Blue food assessment initiated

Researchers have launched a new scientific assessment that will look at the role of seafood in the global food system, as the world population is estimated to reach ten billion by 2050. This research initiative, called The Blue Food Assessment, was kicked off during a meeting at the Stanford University Center for Ocean Solutions in February 2020.

Team members of the Blue Food Assessment at the kick-off meeting at Stanford University in February 2020.

Feeding into UN global Food Summit
The assessment is realized through a collaboration between the Stockholm Resilience Centre and the Stanford Center for Ocean Solutions as core scientific partners, with Springer Nature and EAT Foundation as close collaborators for academic outreach and broader impact. Beijer Institute researchers Max Troell and Malin Jonell are part of the team, and it is co-chaired by Beatrice Crona, director for Beijer partner Global Economic Dynamics and the Biosphere program (GEDB). The assessment will progress over the next 18 months to feed directly into the UN Secretary General’s first-ever global Food Summit taking place in September 2021.

“Through the Blue Food Assessment, we propose to provide a deep and comprehensive scientific analysis of the possibilities and risks of a growing reliance on  ‘blue foods’,  meaning all farmed and fished seafood, from freshwater and marine environments. We have a unique opportunity to deliver impactful and actionable science to the diverse decision-makers shaping the future of food,” says workshop organizer and COS Early Career Fellow Michelle Tigchelaar.

Identifying and filling critical gaps
The researchers behind the Blue Food Assessment will prepare a series of eight papers, along with a synthesis report and a series of policy briefs, across several domains and themes: nutrition, environment, economics and justice, climate change, demand evolution, and smallholders.

The Beijer Institute and GEDB-reserachers are leading or being primarily involved in papers looking into the environmental, nutritional, and cost implications of blue-food diets, as well as capabilities for transforming the blue food system

The team believes there is a need to build a more just, healthier and sustainable food system.
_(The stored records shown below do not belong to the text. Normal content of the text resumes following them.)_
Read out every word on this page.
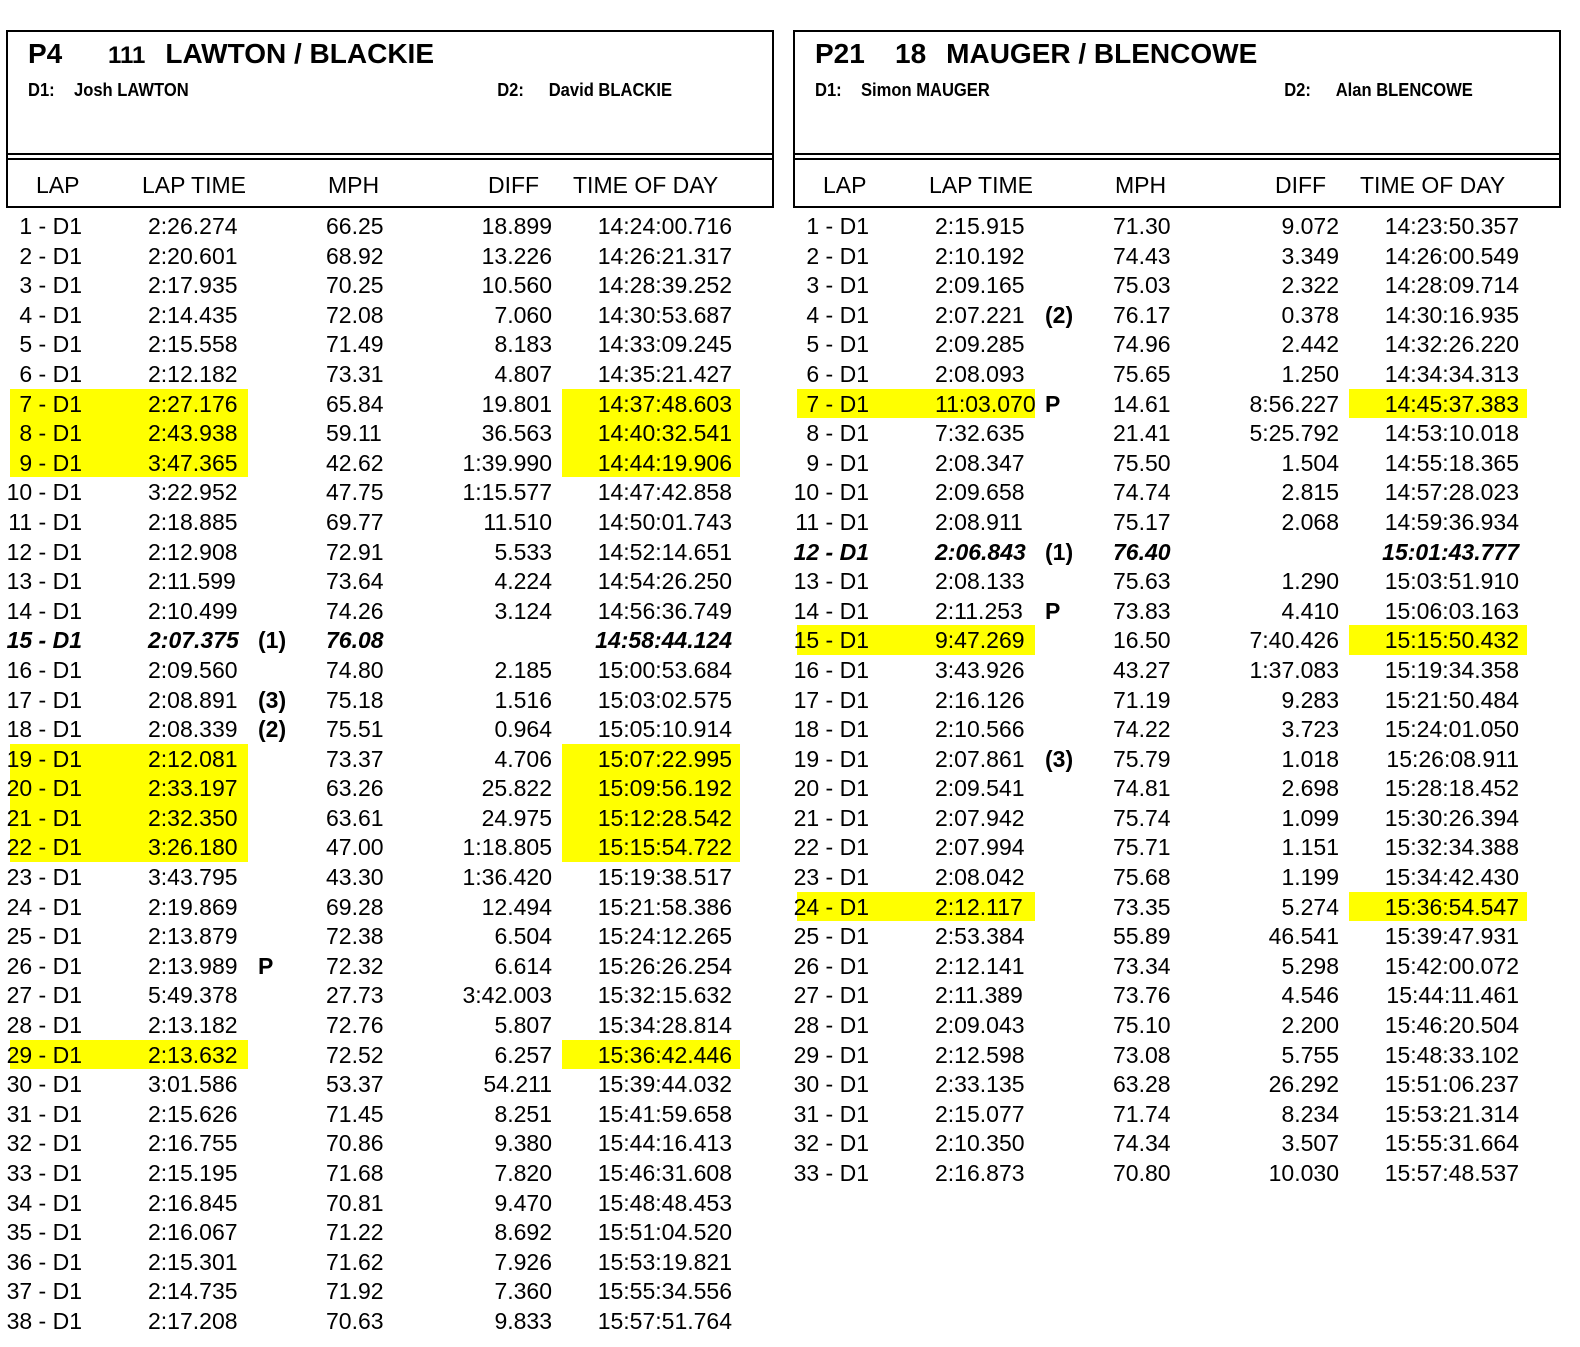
P4 111 LAWTON / BLACKIE
D1: Josh LAWTON	D2: David BLACKIE
LAP	LAP TIME	MPH	DIFF TIME OF DAY
1 - D1	2:26.274	66.25	18.899 14:24:00.716
2 - D1	2:20.601	68.92	13.226 14:26:21.317
3 - D1	2:17.935	70.25	10.560 14:28:39.252
4 - D1	2:14.435	72.08	7.060 14:30:53.687
5 - D1	2:15.558	71.49	8.183 14:33:09.245
6 - D1	2:12.182	73.31	4.807 14:35:21.427
7 - D1	2:27.176	65.84	19.801 14:37:48.603
8 - D1	2:43.938	59.11	36.563 14:40:32.541
9 - D1	3:47.365	42.62	1:39.990 14:44:19.906
10 - D1	3:22.952	47.75	1:15.577 14:47:42.858
11 - D1	2:18.885	69.77	11.510 14:50:01.743
12 - D1	2:12.908	72.91	5.533 14:52:14.651
13 - D1	2:11.599	73.64	4.224 14:54:26.250
14 - D1	2:10.499	74.26	3.124 14:56:36.749
15 - D1	2:07.375 (1) 76.08	14:58:44.124
16 - D1	2:09.560	74.80	2.185 15:00:53.684
17 - D1	2:08.891 (3) 75.18	1.516 15:03:02.575
18 - D1	2:08.339 (2) 75.51	0.964 15:05:10.914
19 - D1	2:12.081	73.37	4.706 15:07:22.995
20 - D1	2:33.197	63.26	25.822 15:09:56.192
21 - D1	2:32.350	63.61	24.975 15:12:28.542
22 - D1	3:26.180	47.00	1:18.805 15:15:54.722
23 - D1	3:43.795	43.30	1:36.420 15:19:38.517
24 - D1	2:19.869	69.28	12.494 15:21:58.386
25 - D1	2:13.879	72.38	6.504 15:24:12.265
26 - D1	2:13.989 P 72.32	6.614 15:26:26.254
27 - D1	5:49.378	27.73	3:42.003 15:32:15.632
28 - D1	2:13.182	72.76	5.807 15:34:28.814
29 - D1	2:13.632	72.52	6.257 15:36:42.446
30 - D1	3:01.586	53.37	54.211 15:39:44.032
31 - D1	2:15.626	71.45	8.251 15:41:59.658
32 - D1	2:16.755	70.86	9.380 15:44:16.413
33 - D1	2:15.195	71.68	7.820 15:46:31.608
34 - D1	2:16.845	70.81	9.470 15:48:48.453
35 - D1	2:16.067	71.22	8.692 15:51:04.520
36 - D1	2:15.301	71.62	7.926 15:53:19.821
37 - D1	2:14.735	71.92	7.360 15:55:34.556
38 - D1	2:17.208	70.63	9.833 15:57:51.764
P21 18 MAUGER / BLENCOWE
D1: Simon MAUGER	D2: Alan BLENCOWE
LAP	LAP TIME	MPH	DIFF TIME OF DAY
1 - D1	2:15.915	71.30	9.072 14:23:50.357
2 - D1	2:10.192	74.43	3.349 14:26:00.549
3 - D1	2:09.165	75.03	2.322 14:28:09.714
4 - D1	2:07.221 (2) 76.17	0.378 14:30:16.935
5 - D1	2:09.285	74.96	2.442 14:32:26.220
6 - D1	2:08.093	75.65	1.250 14:34:34.313
7 - D1	11:03.070 P 14.61	8:56.227 14:45:37.383
8 - D1	7:32.635	21.41	5:25.792 14:53:10.018
9 - D1	2:08.347	75.50	1.504 14:55:18.365
10 - D1	2:09.658	74.74	2.815 14:57:28.023
11 - D1	2:08.911	75.17	2.068 14:59:36.934
12 - D1	2:06.843 (1) 76.40	15:01:43.777
13 - D1	2:08.133	75.63	1.290 15:03:51.910
14 - D1	2:11.253 P 73.83	4.410 15:06:03.163
15 - D1	9:47.269	16.50	7:40.426 15:15:50.432
16 - D1	3:43.926	43.27	1:37.083 15:19:34.358
17 - D1	2:16.126	71.19	9.283 15:21:50.484
18 - D1	2:10.566	74.22	3.723 15:24:01.050
19 - D1	2:07.861 (3) 75.79	1.018 15:26:08.911
20 - D1	2:09.541	74.81	2.698 15:28:18.452
21 - D1	2:07.942	75.74	1.099 15:30:26.394
22 - D1	2:07.994	75.71	1.151 15:32:34.388
23 - D1	2:08.042	75.68	1.199 15:34:42.430
24 - D1	2:12.117	73.35	5.274 15:36:54.547
25 - D1	2:53.384	55.89	46.541 15:39:47.931
26 - D1	2:12.141	73.34	5.298 15:42:00.072
27 - D1	2:11.389	73.76	4.546 15:44:11.461
28 - D1	2:09.043	75.10	2.200 15:46:20.504
29 - D1	2:12.598	73.08	5.755 15:48:33.102
30 - D1	2:33.135	63.28	26.292 15:51:06.237
31 - D1	2:15.077	71.74	8.234 15:53:21.314
32 - D1	2:10.350	74.34	3.507 15:55:31.664
33 - D1	2:16.873	70.80	10.030 15:57:48.537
That includes getting a deeper understanding of how the extraordinary diversity of blue foods affect nutrition, environment, equity and the economy both locally and globally.

“We will need to understand the many interconnections between aquatic and terrestrial production and how recent and ongoing technology development within the blue food sectors shape the dynamics of the overall food system”, says Malin Jonell, and continues:

“Pathways for transformation have to also recognize the variety of decision-makers – fishers, growers, processors, traders, retailers, consumers, governments, and international organizations – whose choices will determine outcomes.”

With this in mind, the 2021 UN food summit can be the first opportunity to propel changes in the global food production system.